K.B. and Katie Brown, who have owned Wolfpack Promotionals in north Minneapolis for six years, are back in business on W. Broadway.

The commercial printer and provider of branded apparel and business gifts replaced broken windows and other damage incurred during the riots on W. Broadway and E. Lake Street that followed the police killing of George Floyd.

Wolfpack was one of 130 small businesses on the North Side that benefited from a $1.1 million fund, administered by the Northside Economic Opportunity Network, the business-development agency. That's about $8,500 apiece. Wolfpack, with minimal damage, reopened quickly, though the Browns had to let go some of their employees and are running it themselves.

Many shops have shuttered indefinitely amid the one-two punch of COVID-19 and riot damage. But not enough to get things going has happened in the 10 weeks since wreckage in late May and early June. Now, it's reinvestment hour for the good of the city and the region.

Hundreds of businesses were damaged in the Broadway corridor, on Lake Street in Minneapolis and on University Avenue in St. Paul. Rebuilding cost estimates run as high as $500 million. The state Department of Commerce estimates that private insurance will cover only half.

Neither the Legislature nor the cities have stepped up with meaningful aid to businesses yet. Something over $10 million in donations has been collected by local business-support groups from mostly private donors so far.

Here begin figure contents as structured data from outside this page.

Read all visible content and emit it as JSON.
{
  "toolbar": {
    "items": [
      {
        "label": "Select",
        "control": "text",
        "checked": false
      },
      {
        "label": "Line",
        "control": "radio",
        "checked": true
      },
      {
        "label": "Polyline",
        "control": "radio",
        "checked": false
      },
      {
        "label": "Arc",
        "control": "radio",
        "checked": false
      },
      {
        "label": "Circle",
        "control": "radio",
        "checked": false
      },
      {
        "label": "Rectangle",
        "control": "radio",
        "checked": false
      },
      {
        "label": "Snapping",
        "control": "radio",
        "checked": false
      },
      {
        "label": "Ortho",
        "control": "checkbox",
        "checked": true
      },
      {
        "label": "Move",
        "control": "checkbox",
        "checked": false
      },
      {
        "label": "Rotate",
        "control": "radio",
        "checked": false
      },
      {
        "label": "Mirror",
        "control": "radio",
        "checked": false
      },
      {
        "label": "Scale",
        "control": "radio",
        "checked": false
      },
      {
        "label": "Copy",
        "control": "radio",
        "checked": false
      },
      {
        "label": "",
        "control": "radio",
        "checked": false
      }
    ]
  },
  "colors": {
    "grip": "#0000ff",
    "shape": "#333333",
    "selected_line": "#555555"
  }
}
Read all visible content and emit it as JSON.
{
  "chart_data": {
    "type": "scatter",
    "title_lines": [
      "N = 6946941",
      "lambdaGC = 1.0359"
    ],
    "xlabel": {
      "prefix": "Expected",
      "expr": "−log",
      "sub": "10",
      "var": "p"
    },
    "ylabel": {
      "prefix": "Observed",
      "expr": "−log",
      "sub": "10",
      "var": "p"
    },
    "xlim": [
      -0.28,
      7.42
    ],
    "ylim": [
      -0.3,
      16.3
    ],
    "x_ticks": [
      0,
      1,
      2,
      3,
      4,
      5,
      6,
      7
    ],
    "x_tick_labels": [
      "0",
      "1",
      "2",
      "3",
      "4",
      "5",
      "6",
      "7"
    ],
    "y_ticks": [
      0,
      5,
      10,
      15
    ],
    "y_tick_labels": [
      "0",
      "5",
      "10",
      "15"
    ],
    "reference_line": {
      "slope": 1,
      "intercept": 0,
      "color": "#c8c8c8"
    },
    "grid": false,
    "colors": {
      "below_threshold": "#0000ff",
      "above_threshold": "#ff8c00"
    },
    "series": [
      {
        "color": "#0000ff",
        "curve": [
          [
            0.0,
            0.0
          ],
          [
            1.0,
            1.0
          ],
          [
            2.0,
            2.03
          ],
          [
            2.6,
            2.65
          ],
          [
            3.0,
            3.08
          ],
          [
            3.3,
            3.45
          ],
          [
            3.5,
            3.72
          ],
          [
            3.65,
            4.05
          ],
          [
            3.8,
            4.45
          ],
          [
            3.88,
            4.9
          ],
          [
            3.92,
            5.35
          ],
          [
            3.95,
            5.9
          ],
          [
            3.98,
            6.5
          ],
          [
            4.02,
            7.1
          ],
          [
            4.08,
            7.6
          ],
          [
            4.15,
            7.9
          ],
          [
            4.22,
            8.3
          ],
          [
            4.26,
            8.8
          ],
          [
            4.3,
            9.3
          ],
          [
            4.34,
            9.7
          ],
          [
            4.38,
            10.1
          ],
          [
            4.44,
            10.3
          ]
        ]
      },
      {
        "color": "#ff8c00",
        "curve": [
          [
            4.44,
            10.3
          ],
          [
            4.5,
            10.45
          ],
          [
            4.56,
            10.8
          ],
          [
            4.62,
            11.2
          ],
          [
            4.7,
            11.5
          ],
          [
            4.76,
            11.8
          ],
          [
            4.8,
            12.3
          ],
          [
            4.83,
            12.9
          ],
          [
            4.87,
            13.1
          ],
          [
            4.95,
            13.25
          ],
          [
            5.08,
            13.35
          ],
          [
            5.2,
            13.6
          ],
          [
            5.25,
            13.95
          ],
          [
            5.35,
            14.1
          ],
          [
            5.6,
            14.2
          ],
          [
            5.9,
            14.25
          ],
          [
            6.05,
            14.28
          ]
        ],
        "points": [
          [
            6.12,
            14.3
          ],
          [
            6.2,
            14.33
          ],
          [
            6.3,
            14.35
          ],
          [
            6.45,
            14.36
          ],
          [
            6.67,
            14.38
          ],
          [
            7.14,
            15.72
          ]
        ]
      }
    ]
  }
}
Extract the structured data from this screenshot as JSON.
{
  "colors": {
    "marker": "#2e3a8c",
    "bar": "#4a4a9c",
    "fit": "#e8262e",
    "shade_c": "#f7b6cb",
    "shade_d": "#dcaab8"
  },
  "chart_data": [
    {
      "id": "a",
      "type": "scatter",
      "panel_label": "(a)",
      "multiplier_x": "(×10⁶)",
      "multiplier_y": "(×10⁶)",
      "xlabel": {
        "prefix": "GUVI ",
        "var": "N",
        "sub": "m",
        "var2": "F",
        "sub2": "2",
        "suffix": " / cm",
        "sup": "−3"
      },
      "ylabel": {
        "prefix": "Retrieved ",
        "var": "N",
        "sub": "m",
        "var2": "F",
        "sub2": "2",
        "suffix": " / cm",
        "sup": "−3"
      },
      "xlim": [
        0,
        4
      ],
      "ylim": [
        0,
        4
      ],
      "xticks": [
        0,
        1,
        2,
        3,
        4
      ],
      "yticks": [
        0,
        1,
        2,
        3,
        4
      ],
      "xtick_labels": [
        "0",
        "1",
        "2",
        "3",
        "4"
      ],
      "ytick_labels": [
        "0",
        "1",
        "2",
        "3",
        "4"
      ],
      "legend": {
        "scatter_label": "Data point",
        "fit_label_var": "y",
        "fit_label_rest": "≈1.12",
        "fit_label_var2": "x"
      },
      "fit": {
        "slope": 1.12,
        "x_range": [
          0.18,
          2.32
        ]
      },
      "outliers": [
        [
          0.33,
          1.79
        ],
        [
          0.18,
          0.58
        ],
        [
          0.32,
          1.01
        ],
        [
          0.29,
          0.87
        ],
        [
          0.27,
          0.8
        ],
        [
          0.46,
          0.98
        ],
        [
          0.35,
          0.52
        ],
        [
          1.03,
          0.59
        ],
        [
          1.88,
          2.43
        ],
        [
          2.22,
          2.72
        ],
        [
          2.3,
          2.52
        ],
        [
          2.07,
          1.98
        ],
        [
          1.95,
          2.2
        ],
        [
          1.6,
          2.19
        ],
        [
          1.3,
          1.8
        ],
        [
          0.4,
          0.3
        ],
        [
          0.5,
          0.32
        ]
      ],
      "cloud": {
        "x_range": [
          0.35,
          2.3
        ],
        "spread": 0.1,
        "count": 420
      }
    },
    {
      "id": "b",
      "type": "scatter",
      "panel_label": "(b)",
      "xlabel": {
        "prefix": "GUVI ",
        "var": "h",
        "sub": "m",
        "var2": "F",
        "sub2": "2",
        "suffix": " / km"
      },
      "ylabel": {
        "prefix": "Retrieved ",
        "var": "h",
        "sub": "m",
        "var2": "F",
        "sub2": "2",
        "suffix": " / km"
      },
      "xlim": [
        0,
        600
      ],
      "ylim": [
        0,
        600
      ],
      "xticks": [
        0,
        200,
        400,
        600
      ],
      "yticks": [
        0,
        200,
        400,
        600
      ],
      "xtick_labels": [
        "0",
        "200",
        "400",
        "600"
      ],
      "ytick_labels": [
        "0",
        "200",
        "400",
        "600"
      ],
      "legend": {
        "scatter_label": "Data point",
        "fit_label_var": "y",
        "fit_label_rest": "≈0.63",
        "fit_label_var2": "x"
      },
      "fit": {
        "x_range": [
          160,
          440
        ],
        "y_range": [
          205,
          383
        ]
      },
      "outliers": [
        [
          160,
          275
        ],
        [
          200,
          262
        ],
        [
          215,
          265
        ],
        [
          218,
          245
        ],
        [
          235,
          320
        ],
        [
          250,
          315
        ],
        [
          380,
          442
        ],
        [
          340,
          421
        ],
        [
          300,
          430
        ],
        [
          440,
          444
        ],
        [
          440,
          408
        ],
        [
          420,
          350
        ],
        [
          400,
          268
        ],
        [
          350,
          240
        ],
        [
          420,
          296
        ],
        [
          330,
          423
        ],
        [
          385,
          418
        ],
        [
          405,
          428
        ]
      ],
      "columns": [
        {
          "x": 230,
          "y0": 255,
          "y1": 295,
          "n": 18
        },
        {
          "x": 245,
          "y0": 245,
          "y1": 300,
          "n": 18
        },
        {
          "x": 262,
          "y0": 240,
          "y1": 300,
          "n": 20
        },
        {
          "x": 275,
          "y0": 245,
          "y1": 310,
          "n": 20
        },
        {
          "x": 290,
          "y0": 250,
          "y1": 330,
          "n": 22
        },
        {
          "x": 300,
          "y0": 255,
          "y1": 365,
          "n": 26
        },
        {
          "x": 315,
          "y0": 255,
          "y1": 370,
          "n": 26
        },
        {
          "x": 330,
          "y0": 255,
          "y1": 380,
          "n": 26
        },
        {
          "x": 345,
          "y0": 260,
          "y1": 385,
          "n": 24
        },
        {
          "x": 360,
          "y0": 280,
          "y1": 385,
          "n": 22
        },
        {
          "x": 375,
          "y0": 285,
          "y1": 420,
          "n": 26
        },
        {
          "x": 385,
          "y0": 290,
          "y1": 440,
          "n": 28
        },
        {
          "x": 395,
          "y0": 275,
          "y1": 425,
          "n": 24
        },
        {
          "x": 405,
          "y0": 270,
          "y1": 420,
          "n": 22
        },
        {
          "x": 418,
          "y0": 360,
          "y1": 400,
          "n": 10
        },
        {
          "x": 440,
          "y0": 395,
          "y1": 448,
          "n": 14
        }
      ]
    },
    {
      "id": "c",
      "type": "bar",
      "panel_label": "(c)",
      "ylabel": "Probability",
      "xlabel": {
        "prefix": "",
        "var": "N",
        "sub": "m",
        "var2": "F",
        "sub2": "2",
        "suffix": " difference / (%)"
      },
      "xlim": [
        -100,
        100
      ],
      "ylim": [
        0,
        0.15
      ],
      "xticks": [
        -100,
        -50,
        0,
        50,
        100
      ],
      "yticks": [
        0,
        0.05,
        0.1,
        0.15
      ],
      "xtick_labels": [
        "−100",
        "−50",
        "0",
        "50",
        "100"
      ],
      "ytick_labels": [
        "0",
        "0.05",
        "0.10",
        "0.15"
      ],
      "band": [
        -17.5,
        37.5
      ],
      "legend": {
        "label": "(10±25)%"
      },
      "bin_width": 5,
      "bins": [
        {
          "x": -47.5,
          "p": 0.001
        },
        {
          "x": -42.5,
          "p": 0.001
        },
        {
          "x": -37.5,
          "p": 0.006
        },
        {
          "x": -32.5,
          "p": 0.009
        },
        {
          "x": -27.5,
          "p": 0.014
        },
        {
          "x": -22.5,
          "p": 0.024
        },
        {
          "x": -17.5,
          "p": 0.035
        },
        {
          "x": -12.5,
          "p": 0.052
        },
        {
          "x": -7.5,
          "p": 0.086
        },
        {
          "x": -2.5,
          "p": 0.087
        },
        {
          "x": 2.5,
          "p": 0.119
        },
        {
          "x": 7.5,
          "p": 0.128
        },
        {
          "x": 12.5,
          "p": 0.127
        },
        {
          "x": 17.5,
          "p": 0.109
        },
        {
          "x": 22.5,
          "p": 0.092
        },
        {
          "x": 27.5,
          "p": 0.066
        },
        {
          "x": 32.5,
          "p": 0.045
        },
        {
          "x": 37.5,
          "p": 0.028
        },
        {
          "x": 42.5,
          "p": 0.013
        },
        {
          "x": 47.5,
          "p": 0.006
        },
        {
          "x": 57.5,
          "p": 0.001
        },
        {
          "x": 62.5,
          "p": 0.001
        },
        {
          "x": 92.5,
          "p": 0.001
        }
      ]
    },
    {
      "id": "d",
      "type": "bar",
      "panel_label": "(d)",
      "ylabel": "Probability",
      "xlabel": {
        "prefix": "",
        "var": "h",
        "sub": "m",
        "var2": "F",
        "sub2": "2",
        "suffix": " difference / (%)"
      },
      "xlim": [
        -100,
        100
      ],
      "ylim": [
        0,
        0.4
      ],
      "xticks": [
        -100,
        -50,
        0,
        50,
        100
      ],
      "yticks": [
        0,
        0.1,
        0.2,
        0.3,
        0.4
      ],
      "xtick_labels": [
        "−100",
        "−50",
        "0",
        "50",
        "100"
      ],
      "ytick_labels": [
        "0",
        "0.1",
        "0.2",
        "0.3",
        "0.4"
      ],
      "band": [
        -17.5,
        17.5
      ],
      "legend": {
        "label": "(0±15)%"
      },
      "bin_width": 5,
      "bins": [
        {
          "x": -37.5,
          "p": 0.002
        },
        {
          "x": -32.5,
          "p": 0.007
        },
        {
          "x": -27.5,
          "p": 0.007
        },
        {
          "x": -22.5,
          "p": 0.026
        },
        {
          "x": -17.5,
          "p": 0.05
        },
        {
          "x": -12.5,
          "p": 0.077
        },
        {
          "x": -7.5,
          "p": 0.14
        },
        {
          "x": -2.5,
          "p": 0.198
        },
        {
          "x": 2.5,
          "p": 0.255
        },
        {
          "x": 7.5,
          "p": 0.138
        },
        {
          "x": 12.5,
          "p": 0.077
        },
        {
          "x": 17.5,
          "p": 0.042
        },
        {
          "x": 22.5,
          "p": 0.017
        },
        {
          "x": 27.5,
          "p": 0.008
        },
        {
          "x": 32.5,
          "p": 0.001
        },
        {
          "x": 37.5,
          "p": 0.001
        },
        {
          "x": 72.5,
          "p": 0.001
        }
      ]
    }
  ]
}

Shauen Pearce, Mayor Jacob Frey's economic-development officer, has joined with neighborhood business organizations, such as the African American Leadership Forum, Latino Economic Development Center, Neighborhood Development Center, Native American Community Development Institute, as well as small-business financier Community Reinvestment Fund and the Minneapolis Regional Chamber of Commerce to form Minneapolis Forward: Community Now Coalition.

This diverse-but-focused group has designed the structure to rebuild stronger commercial and cultural corridors, led disproportionately by minority and immigrant owners. They have names such as Taqueria Los Ocampo, Seward Pharmacy, Wendy's House of Soul, Pineda Tacos and Eastlake Craft Brewery. The owners, around for a few years to a century, hail from Minnesota, as well as Mexico to Mogadishu.

They enrich our culture and our economy with their auto-repair shops, restaurants, art galleries, coffee shops and more that often occupy what had been vacant spaces in old buildings on frayed-edge inner-city avenues.

The city has a case to make for state investment.

Many visitors to Midtown Global Market and E. Lake shops and ethnic restaurants hail from outside Minneapolis. And folks from the suburbs will drive to W. Broadway to eat at Breaking Bread Café or Sammy's Avenue Eatery, or take in a production at the restored Capri Theater.

The state collects about $620 million from Minneapolis in sales taxes annually and returns about $80 million in "local government aid." The city, also the financial, economic and cultural hub of the region, with 100,000-plus workers alone downtown (before COVID-19), on balance gets back about 40 cents for every dollar in taxes it contributes to the state for suburban roads and rural schools.

Minneapolis also hosts the disproportionate share of nonprofits, social-service agencies, treatment centers, immigrant-settlement agencies, affordable housing for the working poor and disabled, and other outfits who work with those for whom we are called to serve.

We need to assist small-business and cultural entrepreneurs recover in the commercial corridors they helped revive.

'With exception, these people want to stay in the community," Pearce said. "Many of them were not building owners. We're finding some of them temporary space [at the Global Market] and elsewhere."

The city has committed $3 million to a growing fund that will help some small proprietors eventually become their own building owners and landlords to other entrepreneurs, Frey noted last week. It's going to take much more.

Pearce is gathering numbers to make a renewed case that should aim at $150 million in vital loan and grant funds through the Minnesota Department of Employment and Economic Development and its community-lending partners. Private partners should match at least $50 million

As a city kid who has lived most of my life between E. Franklin and E. 54th streets, I'm eager to see the rebuilding begin. And it's only fair for government to help small businesses since examples of largesse to big ones, even some run by billionaires, are easy to find.